The Journal of the Burma Research Society (JBRS) was the first academic journal devoted to Burma Studies. The journal started in 1911 about the same time as The Journal of the Siam Society. It was published in Burma but is no longer published today.
JBRS had 59 volumes spanning a period of 70 years, with a total of 377 authors writing about 631 subjects. It comprises more than 132 issues with over 1,300 articles (more than 30,000 pages in total), and includes some 500 photos, graphs, charts and maps. Like the Journal of the Siam Society, JBRS was, and still is, the premier research journal on Burma.
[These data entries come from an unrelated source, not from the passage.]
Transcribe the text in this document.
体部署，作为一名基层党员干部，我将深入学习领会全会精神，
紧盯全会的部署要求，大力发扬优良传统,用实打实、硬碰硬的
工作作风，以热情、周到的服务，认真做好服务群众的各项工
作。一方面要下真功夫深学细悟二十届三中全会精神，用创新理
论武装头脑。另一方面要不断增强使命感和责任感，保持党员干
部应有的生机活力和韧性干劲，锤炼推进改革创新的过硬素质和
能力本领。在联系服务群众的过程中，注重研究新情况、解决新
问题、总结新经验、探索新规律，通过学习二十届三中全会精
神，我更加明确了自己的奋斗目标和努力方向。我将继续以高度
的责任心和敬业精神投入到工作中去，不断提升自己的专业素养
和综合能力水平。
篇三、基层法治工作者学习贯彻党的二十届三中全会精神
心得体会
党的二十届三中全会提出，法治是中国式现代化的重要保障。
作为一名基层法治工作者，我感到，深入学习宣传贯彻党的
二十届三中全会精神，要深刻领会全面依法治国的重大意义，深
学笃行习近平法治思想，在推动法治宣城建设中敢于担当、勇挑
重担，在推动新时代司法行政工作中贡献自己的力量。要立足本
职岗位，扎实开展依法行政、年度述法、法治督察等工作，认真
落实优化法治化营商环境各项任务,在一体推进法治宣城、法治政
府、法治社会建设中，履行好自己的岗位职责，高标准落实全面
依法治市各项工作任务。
JBRS was originally published by The Burma Research Society. From the start, the Burma Research Society represented a fusion of the energy and initiative of a generation of both Burmese and Europeans. These early leading luminaries included John S.Furnivall, Charles Duroiselle, U May Oung, Gordon Luce and U Pe Maung Tin. The society’s meetings and Journal were a forum for enthusiastic debate and research on Burma for seventy years.
The Burma Research Society was inaugurated on 29 March 1910 at a meeting held at the Bernard Free Library, Rangoon. Its aims were “the investigation and encouragement of Art, Science and Literature in relation to Burma and the neighbouring countries”. In 1980, the Society celebrated its seventieth anniversary with a conference at Rangoon University, but was closed down soon after and its Journal ceased publication.
Inclusive of comprehensive investigation and encouragement of art, science and literature in relation to old Burma and neighboring countries.
JBRS contains primary source material that is essential for any research on old Burma and new Myanmar.